成人快手

Sacco and Vanzetti

Nicola Sacco and Bartolomeo Vanzetti were Italian immigrants. The two men acknowledged that they were radicals and that they had avoided serving in World War One.

Bartolomeo Vanzetti and Nicola Sacco handcuffed in jail.
Image caption,
Bartolomeo Vanzetti and Nicola Sacco

In May 1920 Sacco and Vanzetti were arrested and accused of armed robbery on a shoe factory, during which a significant amount of money was stolen and two people were killed. They had radical anti-government pamphlets in the car when they were arrested and both owned guns. They could not indisputably prove where they had been on the day of the murders. From the beginning, public opinion was against them because of their political ideas and because they were immigrants. They both had guns when they were arrested.
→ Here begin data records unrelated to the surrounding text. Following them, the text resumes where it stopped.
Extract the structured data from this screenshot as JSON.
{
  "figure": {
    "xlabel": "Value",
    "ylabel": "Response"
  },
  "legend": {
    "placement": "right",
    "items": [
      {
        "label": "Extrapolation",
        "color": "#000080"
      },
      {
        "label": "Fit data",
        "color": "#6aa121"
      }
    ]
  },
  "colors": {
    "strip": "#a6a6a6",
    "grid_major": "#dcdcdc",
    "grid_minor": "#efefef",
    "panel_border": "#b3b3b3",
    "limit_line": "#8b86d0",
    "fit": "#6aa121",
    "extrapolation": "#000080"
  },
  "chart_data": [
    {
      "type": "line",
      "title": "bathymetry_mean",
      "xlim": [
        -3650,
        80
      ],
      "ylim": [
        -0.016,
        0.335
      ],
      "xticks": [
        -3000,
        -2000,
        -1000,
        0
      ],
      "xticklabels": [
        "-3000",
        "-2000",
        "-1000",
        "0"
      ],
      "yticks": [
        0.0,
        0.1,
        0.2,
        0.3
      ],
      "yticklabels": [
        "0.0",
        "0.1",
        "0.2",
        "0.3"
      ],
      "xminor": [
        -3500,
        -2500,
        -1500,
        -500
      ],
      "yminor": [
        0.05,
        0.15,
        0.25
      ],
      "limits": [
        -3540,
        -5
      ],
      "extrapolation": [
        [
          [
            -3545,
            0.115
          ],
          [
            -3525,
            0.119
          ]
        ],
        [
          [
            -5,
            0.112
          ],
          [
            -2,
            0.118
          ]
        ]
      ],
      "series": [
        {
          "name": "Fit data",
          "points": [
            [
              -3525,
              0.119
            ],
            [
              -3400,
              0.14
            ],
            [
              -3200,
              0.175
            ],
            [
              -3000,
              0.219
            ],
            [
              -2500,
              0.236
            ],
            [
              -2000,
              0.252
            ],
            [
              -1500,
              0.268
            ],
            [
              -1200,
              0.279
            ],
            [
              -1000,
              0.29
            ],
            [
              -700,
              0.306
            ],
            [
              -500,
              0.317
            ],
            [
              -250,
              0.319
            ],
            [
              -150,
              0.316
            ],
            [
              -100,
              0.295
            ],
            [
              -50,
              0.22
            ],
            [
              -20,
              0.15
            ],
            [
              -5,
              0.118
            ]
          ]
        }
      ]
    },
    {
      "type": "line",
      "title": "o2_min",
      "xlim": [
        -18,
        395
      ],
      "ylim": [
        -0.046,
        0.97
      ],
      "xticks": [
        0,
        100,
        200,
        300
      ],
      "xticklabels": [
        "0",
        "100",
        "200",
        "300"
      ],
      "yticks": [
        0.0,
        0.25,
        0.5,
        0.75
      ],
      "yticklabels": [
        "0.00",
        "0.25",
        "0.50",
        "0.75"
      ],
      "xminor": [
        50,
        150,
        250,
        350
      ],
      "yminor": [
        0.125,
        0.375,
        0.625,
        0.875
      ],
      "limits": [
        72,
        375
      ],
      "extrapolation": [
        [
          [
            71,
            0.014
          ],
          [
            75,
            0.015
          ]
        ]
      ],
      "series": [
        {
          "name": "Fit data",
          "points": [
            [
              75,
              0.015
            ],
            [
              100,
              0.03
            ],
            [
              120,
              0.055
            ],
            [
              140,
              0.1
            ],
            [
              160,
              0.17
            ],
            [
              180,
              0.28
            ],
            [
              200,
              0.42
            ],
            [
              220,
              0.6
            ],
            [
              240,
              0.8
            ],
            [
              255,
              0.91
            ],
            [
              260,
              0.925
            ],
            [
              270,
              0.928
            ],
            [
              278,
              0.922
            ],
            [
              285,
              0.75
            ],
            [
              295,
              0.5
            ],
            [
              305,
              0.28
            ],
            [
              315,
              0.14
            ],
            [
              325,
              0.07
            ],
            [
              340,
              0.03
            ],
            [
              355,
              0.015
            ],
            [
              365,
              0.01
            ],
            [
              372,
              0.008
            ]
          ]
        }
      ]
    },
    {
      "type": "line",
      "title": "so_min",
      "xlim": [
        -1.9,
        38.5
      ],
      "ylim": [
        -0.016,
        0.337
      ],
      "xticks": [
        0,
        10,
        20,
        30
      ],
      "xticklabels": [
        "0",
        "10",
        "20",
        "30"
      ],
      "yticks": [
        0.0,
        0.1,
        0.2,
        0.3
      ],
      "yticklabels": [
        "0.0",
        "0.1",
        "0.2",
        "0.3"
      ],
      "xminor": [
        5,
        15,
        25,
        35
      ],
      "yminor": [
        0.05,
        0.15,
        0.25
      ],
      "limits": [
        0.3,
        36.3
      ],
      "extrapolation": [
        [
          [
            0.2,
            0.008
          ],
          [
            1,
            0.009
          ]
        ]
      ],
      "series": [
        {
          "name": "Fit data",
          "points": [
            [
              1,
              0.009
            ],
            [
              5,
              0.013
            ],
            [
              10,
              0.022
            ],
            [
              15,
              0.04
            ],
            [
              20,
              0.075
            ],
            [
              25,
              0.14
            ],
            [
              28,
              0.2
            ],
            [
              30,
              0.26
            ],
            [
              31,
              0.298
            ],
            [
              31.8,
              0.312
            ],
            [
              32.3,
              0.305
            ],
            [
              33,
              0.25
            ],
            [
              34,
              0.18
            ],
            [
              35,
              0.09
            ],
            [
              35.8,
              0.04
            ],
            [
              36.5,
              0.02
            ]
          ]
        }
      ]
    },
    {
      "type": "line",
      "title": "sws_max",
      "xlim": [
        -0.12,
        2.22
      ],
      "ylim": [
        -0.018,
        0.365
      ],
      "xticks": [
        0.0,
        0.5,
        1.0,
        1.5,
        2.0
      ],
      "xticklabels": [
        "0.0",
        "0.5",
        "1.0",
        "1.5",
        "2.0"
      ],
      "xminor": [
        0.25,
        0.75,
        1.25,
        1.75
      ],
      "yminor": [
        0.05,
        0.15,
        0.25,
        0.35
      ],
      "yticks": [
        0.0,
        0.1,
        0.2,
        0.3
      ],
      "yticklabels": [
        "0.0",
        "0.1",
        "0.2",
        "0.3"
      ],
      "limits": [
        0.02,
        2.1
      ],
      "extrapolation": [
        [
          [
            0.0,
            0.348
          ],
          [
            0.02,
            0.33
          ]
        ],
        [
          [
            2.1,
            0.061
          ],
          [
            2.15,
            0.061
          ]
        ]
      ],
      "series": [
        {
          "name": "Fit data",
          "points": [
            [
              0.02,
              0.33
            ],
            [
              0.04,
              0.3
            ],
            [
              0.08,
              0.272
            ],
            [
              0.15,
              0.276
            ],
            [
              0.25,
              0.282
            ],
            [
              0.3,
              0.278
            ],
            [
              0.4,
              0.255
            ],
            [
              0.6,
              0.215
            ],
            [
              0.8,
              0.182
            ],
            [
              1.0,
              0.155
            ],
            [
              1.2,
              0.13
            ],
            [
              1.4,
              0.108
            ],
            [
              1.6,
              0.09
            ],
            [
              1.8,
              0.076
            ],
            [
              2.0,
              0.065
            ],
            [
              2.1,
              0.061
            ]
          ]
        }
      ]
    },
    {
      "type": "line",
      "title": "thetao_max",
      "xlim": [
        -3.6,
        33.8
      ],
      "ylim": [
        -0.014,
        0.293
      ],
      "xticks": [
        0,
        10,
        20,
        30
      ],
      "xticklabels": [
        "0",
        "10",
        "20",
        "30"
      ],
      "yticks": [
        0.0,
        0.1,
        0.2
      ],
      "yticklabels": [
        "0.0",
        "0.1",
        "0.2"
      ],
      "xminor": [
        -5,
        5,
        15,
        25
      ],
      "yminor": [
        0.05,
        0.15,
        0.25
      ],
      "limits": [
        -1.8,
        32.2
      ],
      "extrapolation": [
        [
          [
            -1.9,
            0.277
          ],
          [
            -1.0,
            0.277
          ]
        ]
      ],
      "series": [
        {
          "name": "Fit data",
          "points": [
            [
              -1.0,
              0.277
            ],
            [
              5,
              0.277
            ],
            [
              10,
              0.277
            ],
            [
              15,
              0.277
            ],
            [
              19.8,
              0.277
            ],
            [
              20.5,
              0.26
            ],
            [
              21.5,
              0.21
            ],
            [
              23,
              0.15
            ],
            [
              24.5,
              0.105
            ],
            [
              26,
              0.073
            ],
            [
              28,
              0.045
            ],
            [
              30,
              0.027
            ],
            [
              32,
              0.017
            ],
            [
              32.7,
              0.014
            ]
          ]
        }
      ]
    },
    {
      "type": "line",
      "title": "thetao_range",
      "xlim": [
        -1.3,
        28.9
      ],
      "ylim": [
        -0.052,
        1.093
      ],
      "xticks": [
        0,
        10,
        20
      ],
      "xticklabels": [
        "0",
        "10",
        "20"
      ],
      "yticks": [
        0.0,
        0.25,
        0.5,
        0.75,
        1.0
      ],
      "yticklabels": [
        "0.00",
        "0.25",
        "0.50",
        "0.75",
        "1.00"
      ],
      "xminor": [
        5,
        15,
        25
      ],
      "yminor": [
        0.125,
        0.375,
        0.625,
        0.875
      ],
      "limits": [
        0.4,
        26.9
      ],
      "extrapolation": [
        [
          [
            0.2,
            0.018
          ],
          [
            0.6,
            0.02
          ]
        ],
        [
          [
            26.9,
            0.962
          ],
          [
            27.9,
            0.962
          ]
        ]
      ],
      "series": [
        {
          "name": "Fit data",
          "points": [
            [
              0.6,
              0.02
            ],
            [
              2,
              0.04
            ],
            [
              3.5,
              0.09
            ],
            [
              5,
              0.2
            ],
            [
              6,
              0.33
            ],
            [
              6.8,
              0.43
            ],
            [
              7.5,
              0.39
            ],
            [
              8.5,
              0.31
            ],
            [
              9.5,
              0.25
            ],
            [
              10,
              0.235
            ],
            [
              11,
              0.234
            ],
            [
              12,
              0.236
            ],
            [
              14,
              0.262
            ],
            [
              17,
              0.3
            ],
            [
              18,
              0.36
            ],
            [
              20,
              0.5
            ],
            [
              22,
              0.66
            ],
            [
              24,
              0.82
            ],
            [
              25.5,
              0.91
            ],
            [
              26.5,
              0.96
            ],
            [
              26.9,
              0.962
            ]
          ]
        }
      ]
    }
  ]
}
Although 61 witnesses said they had seen them, the defence had 107 witnesses alleging that they had seen them somewhere else when the crime was committed. During the court case in May 1921, Judge Webster Thayer was prejudiced against the two men. Although a man named Celestino Madeiros later admitted that he had committed the crime, Sacco and Vanzetti lost their appeal. In August 1927 they were both executed by electrocution in Charlestown prison.

This case highlighted the attitudes and discrimination immigrants experienced.